Musée national suisse / ASL
L’initiative Schwarzenbach
L’initiative du 7 juin 1970 contre la surpopulation étrangère, portée par James Schwarzenbach, reste l’une des votations les plus controversées de l’histoire suisse du XXe siècle.
Soumise aux urnes le 7 juin 1970 avec une participation record de près de 75%, l’initiative fut rejetée par le peuple avec 54% de «non». Ce qui implique que 46% des votants (encore principalement des hommes à l’époque) se prononcèrent en sa faveur. Or, personne ne s’attendait à un tel résultat pour un projet rejeté par l’ensemble des partis, les organisations patronales, les syndicats et même les églises. L’initiative reçut malgré tout de nombreux soutiens, notamment de travailleurs proches du Parti socialiste et des syndicats mais qui craignaient que les étrangers leur prennent leur travail. La campagne donna lieu à beaucoup de polémiques, les initiateurs considérant entre autres que les valeurs suisses étaient menacées. L’initiative lancée en 1968 suscita la crainte, voire la terreur parmi les travailleurs étrangers. Dans son ouvrage Jagt sie weg, le journaliste italien Concetto Vecchio décrit l’atmosphère régnant alors dans la vie de ses parents, qui rappelaient à l’ordre leur progéniture en menaçant: «Sinon Schwarzenbach viendra…».
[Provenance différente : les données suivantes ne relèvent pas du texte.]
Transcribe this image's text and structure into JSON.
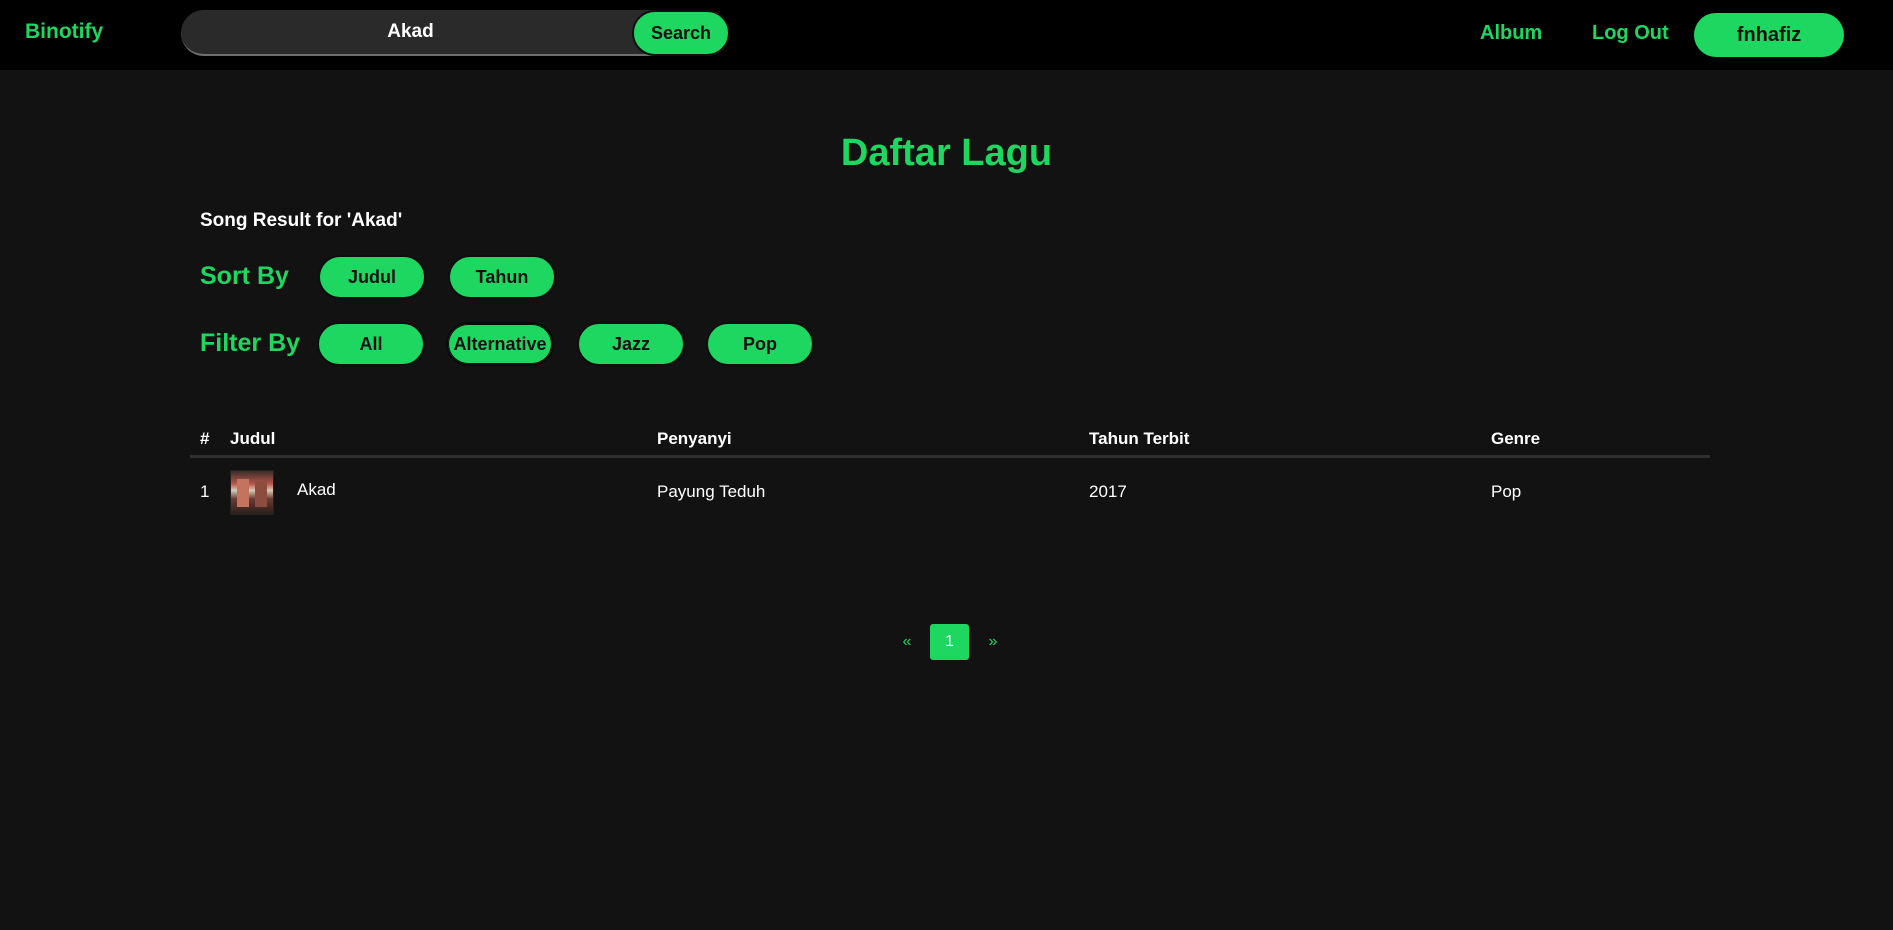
{
  "header": {
    "brand": "Binotify",
    "search_value": "Akad",
    "search_button": "Search",
    "album_link": "Album",
    "logout_link": "Log Out",
    "username": "fnhafiz"
  },
  "main": {
    "title": "Daftar Lagu",
    "result_text": "Song Result for 'Akad'",
    "sort_label": "Sort By",
    "sort_options": [
      "Judul",
      "Tahun"
    ],
    "filter_label": "Filter By",
    "filter_options": [
      "All",
      "Alternative",
      "Jazz",
      "Pop"
    ]
  },
  "table": {
    "headers": {
      "num": "#",
      "title": "Judul",
      "singer": "Penyanyi",
      "year": "Tahun Terbit",
      "genre": "Genre"
    },
    "rows": [
      {
        "num": "1",
        "title": "Akad",
        "singer": "Payung Teduh",
        "year": "2017",
        "genre": "Pop",
        "cover_icon": "album-cover-image"
      }
    ]
  },
  "pagination": {
    "prev": "«",
    "current": "1",
    "next": "»"
  },
  "colors": {
    "accent": "#1ed760",
    "background": "#121212",
    "navbar": "#000000"
  }
}
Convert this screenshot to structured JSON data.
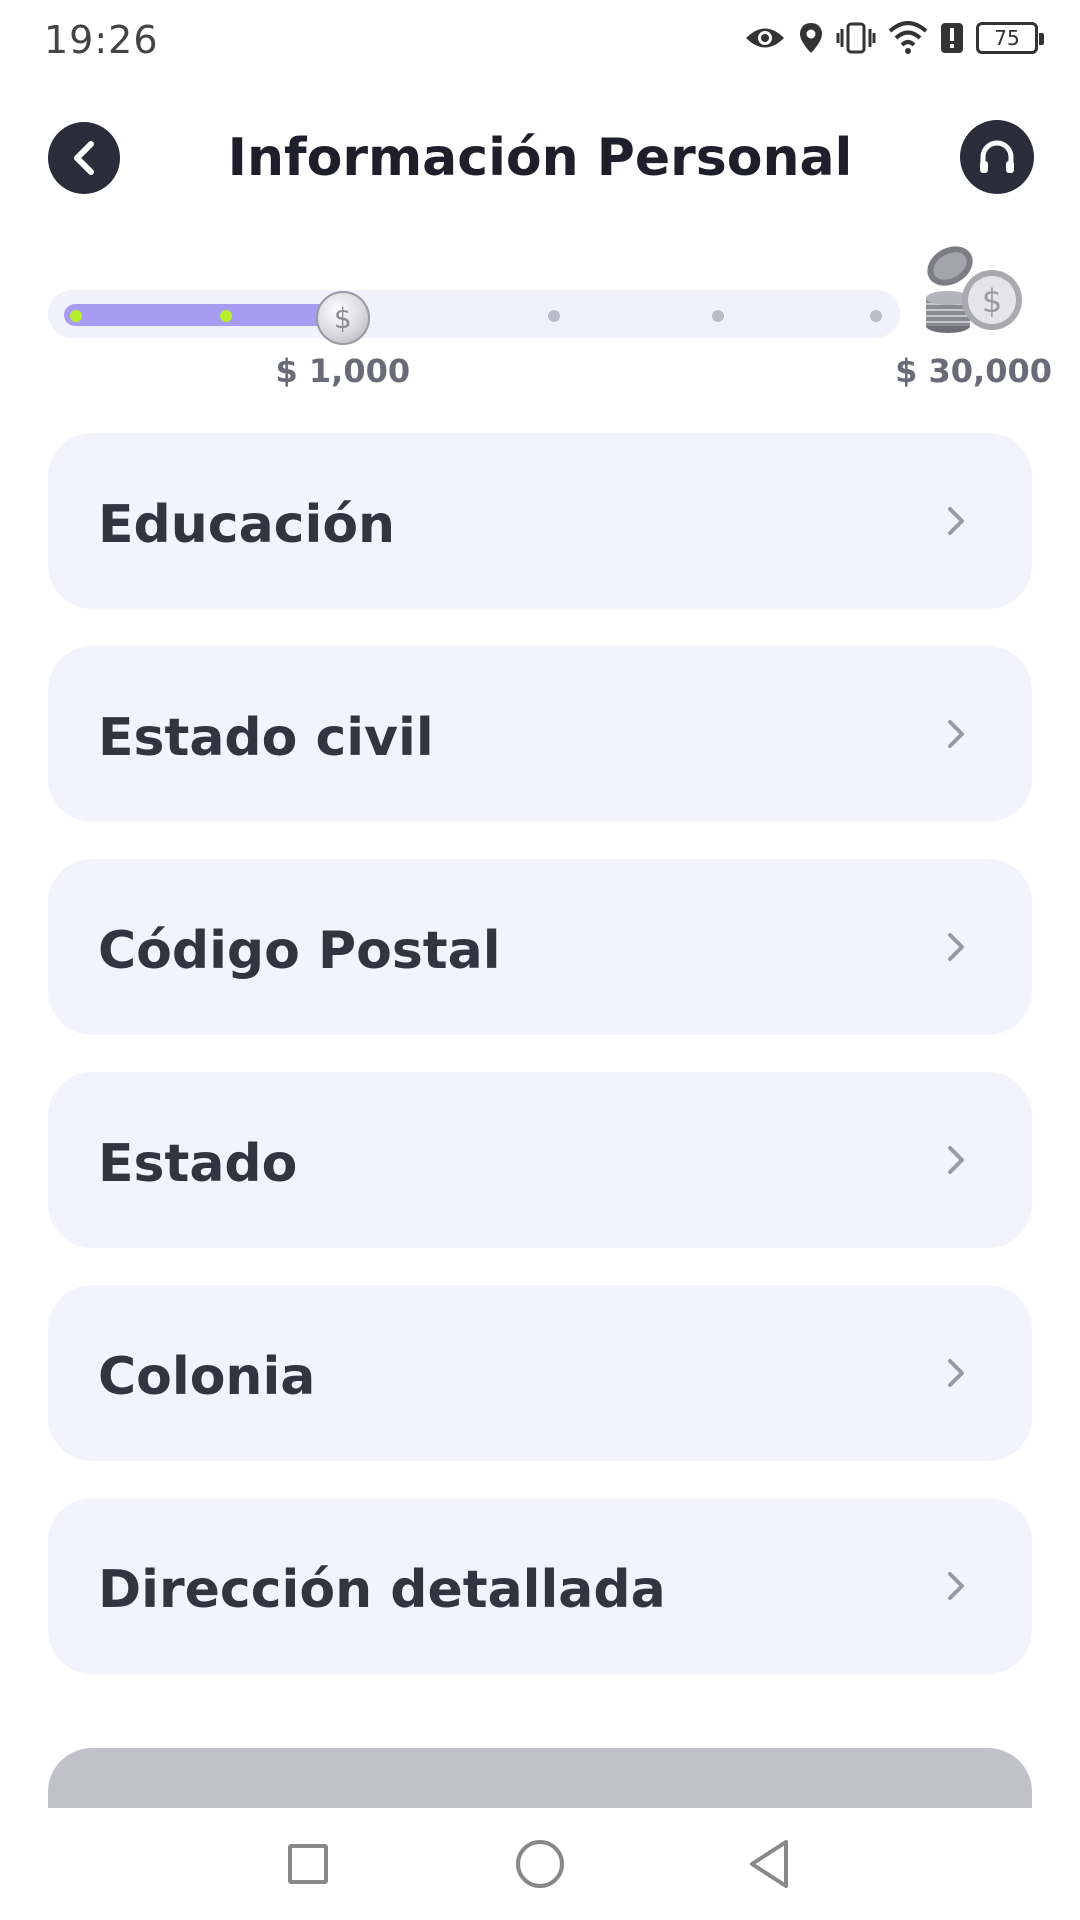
{
  "status_bar": {
    "time": "19:26",
    "battery": "75",
    "icons": [
      "eye-icon",
      "location-icon",
      "vibrate-icon",
      "wifi-icon",
      "alert-icon",
      "battery-icon"
    ]
  },
  "header": {
    "title": "Información Personal",
    "back_icon": "chevron-left-icon",
    "support_icon": "headset-icon"
  },
  "progress": {
    "current_amount": "$ 1,000",
    "max_amount": "$ 30,000",
    "fill_fraction": 0.34,
    "colors": {
      "fill": "#a79cf2",
      "done_dot": "#b7f02a",
      "pending_dot": "#bcbcc8"
    }
  },
  "items": [
    {
      "label": "Educación"
    },
    {
      "label": "Estado civil"
    },
    {
      "label": "Código Postal"
    },
    {
      "label": "Estado"
    },
    {
      "label": "Colonia"
    },
    {
      "label": "Dirección detallada"
    }
  ],
  "submit": {
    "state": "disabled",
    "color": "#c1c1c9"
  },
  "nav": {
    "icons": [
      "recent-apps-icon",
      "home-icon",
      "back-icon"
    ]
  }
}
Nationaliste, catholique, éditeur
La votation de 1970 fut la première sur le thème de la «surpopulation étrangère», même si une initiative similaire avait été retirée en 1968. James Schwarzenbach eut beau essuyer un échec dans les urnes en 1970, le sujet entra dans la vie politique suisse… pour ne plus en sortir. Aujourd’hui encore, le souhait de limiter le nombre d’étrangers revient régulièrement sur le devant de la scène. Une série d’initiatives comparables ont été repoussées par la population. Le malaise suscité par l’immigration fut toutefois l’une des raisons du rejet de l’adhésion de la Suisse à l’Espace économique européen (EEE) le 6 décembre 1992, à une très courte majorité de 50,3% des voix.
L’industrialisation, facteur de hausse de la population étrangère
L’expression imagée d’Überfremdung (traduite par «surpopulation étrangère» ou «emprise étrangère») fit sa première apparition en 1900 dans une brochure de Carl Alfred Schmid, secrétaire des pauvres zurichois. Si la Suisse pratiquait jusqu’en 1914 une politique d’immigration relativement libérale, elle commença alors à resserrer la vis, avançant de manière récurrente l’argument d’une identité culturelle helvétique menacée. Dans ce contexte fut créée la police des étrangers en 1917, chargée de contrôler et de surveiller les ressortissants étrangers. D’autres voix se firent entendre également, comme celle de l’écrivain Max Frisch, qui déclara en 1965 dans un célèbre essai: «Nous avions demandé des bras, ce sont des hommes qui sont venus.» La presse italienne critiqua aussi les conditions inhumaines d’accueil des saisonniers, logés en périphérie des villes suisses dans des baraquements surpeuplés aux loyers excessifs.